Рисунки на скалах предельно схематичны и динамичны, как образы в мультфильмах. Прозрачные, пустые, смутные, они плывут в гиперреальности превращающегося пространства и открыты небу, как все в глубине Евразии. Они увидены взглядом «с той стороны» (ибо, строго говоря, здесь нет потустороннего мира). Но поскольку все есть во всем, высшая реальность неотделима от предельной обыденности. В Евразии нет ничего выше быта (учитывая, что сам быт должен быть лишен предметности, а потому пуст, как евразийский пейзаж). Тщательно выписанные детали быта на древних наскальных рисунках вплоть до ведер и лающих собак наглядно это подтверждают. Предметы часто даны одновременно в нескольких ракурсах, словно детали конструкции на чертежах. Рисовальщик очень хотел увидеть их в цельности и притом раскрыть источник их внутреннего динамизма. Линия, совмещающая и узор, и образ, и письмо, обеспечила преемственность всех стадий азиатского искусства от первобытных знаков до самых зрелых творений живописи и каллиграфии.

В этой преемственности я нашел подтверждения моей давней догадке о двухслойном, двухуровневом строении евразийского мира, что сближает его с миросознанием барокко. Нижний, архаический слой евразийства относится к свободной совместности вещей, неупорядоченным отношениям людей, встретившихся в пустынном просторе степи, тайги, пустыни. Эта встреча в зависимости от обстоятельств, обычно случайных, не предполагает ни реальной индивидуальности, ни устойчивой общности; в ней действительность и воображение еще не отделены друг от друга, а само общение тяготеет к его естественным крайностям: сердечной, едва ли не жертвенной дружбы или, напротив, ничем не сдерживаемой враждебности.

Второй уровень отличается наличием рефлексии опыта встречи и сознательной артикуляцией этого опыта, со временем все более тщательной. Ему соответствует существование письменной традиции и государственной власти, что предполагает открытие символического измерения практики. В Восточной Азии эта стадия была закреплена в верховенстве ритуала как основы символической коммуникации и идеала «Срединной империи». Вторая ступень, как легко видеть, не отрицает первой, а фактически вырастает из нее.

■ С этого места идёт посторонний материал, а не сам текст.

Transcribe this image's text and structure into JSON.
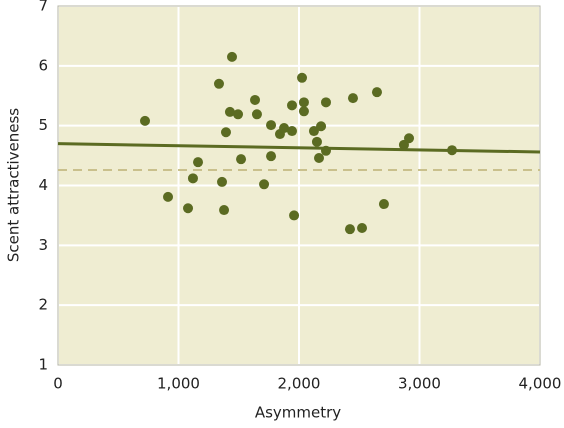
{
  "chart_data": {
    "type": "scatter",
    "x_label": "Asymmetry",
    "y_label": "Scent attractiveness",
    "xlim": [
      0,
      4000
    ],
    "ylim": [
      1,
      7
    ],
    "xticks": [
      0,
      {
        "value": 1000,
        "label": "1,000"
      },
      {
        "value": 2000,
        "label": "2,000"
      },
      {
        "value": 3000,
        "label": "3,000"
      },
      {
        "value": 4000,
        "label": "4,000"
      }
    ],
    "yticks": [
      1,
      2,
      3,
      4,
      5,
      6,
      7
    ],
    "grid": true,
    "background": "#efedd2",
    "color": "#5b6b22",
    "x": [
      722,
      913,
      1079,
      1120,
      1162,
      1336,
      1361,
      1378,
      1394,
      1427,
      1444,
      1494,
      1519,
      1635,
      1651,
      1710,
      1768,
      1768,
      1842,
      1876,
      1942,
      1942,
      1959,
      2025,
      2041,
      2041,
      2124,
      2149,
      2166,
      2183,
      2224,
      2224,
      2423,
      2448,
      2523,
      2647,
      2705,
      2871,
      2913,
      3270
    ],
    "y": [
      5.08,
      3.81,
      3.62,
      4.12,
      4.39,
      5.7,
      4.06,
      3.59,
      4.89,
      5.23,
      6.15,
      5.19,
      4.44,
      5.43,
      5.19,
      4.02,
      4.49,
      5.01,
      4.86,
      4.96,
      4.91,
      5.34,
      3.5,
      5.8,
      5.39,
      5.24,
      4.91,
      4.73,
      4.46,
      4.99,
      4.58,
      5.39,
      3.27,
      5.46,
      3.29,
      5.56,
      3.69,
      4.68,
      4.79,
      4.59
    ],
    "trend_line": {
      "x": [
        0,
        4000
      ],
      "y": [
        4.7,
        4.56
      ],
      "color": "#5b6b22"
    },
    "reference_line": {
      "y": 4.26,
      "color": "#c9c08c"
    }
  }
}
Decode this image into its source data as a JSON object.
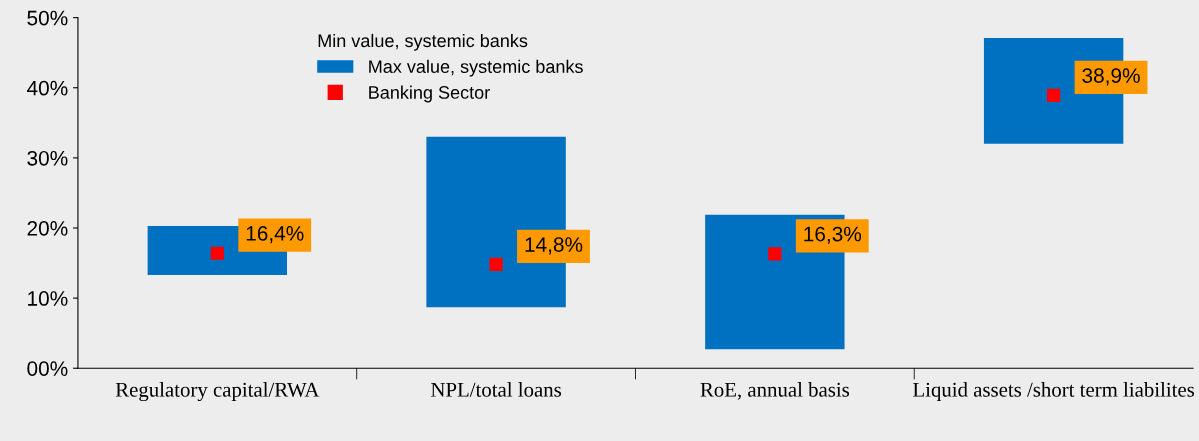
{
  "chart_data": {
    "type": "bar",
    "categories": [
      "Regulatory capital/RWA",
      "NPL/total loans",
      "RoE, annual basis",
      "Liquid assets /short term liabilites"
    ],
    "legend_title": "Min value, systemic banks",
    "series": [
      {
        "name": "Max value, systemic banks",
        "color": "#0070c0",
        "base": [
          13.3,
          8.7,
          2.7,
          32.0
        ],
        "values": [
          7.0,
          24.3,
          19.2,
          15.1
        ]
      },
      {
        "name": "Banking Sector",
        "type": "scatter",
        "marker": "square",
        "color": "#ff0000",
        "values": [
          16.4,
          14.8,
          16.3,
          38.9
        ],
        "value_labels": [
          "16,4%",
          "14,8%",
          "16,3%",
          "38,9%"
        ]
      }
    ],
    "ylim": [
      0,
      50
    ],
    "yticks": [
      {
        "value": 0,
        "label": "00%"
      },
      {
        "value": 10,
        "label": "10%"
      },
      {
        "value": 20,
        "label": "20%"
      },
      {
        "value": 30,
        "label": "30%"
      },
      {
        "value": 40,
        "label": "40%"
      },
      {
        "value": 50,
        "label": "50%"
      }
    ],
    "grid": false,
    "legend": "top left"
  }
}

Вот почему Конфуций советовал в тех случаях, когда ритуал теряет связь с естественными чувствами и вырождается в пустую формальность, искать его истоки «среди дикарей». Двум указанным уровням евразийского мира легко найти параллели в иерархии религий в Азии.

И последнее: если жизнь в Евразии – встреча с забытыми следами жизни, то она порой оказывается и встречей с самими поисками этих следов. В Улан-Баторе есть дом-музей Рерихов «Шамбала». В этом доме Рерихи готовились к своей экспедиции 1926-1927 гг. Масса интереснейших экспонатов и большой портфель еще неизданных писем. Рерихи тогда прошли через Монголию, Китай, Тибет и дошли до Индии. Остается фактом, что только русские способны пройти сквозь всю Евразию и увидеть ее единым регионом. Что бы это значило?

Люди и государство

В повседневной жизни Евразии гораздо больше свободы и радушия, чем на зажатом «рациональными нормами» Западе. Не устаешь удивляться дружелюбию и готовности помочь этих детей бескрайней степи, где правит первый принцип человеческих отношений и начало всякого ритуала: гостеприимство. Но у этой евразийской открытости есть, конечно, свои издержки. Например, стремление приврать или услужливо показать дорогу, даже если плохо понимаешь, куда чужеземцы едут. Сказано ведь: все сказанное – ино-сказание. В евразийском мире все преломляется в нечто иное. В нем важна не истина, а правильное, т.е. искреннее отношение к «миру в целом».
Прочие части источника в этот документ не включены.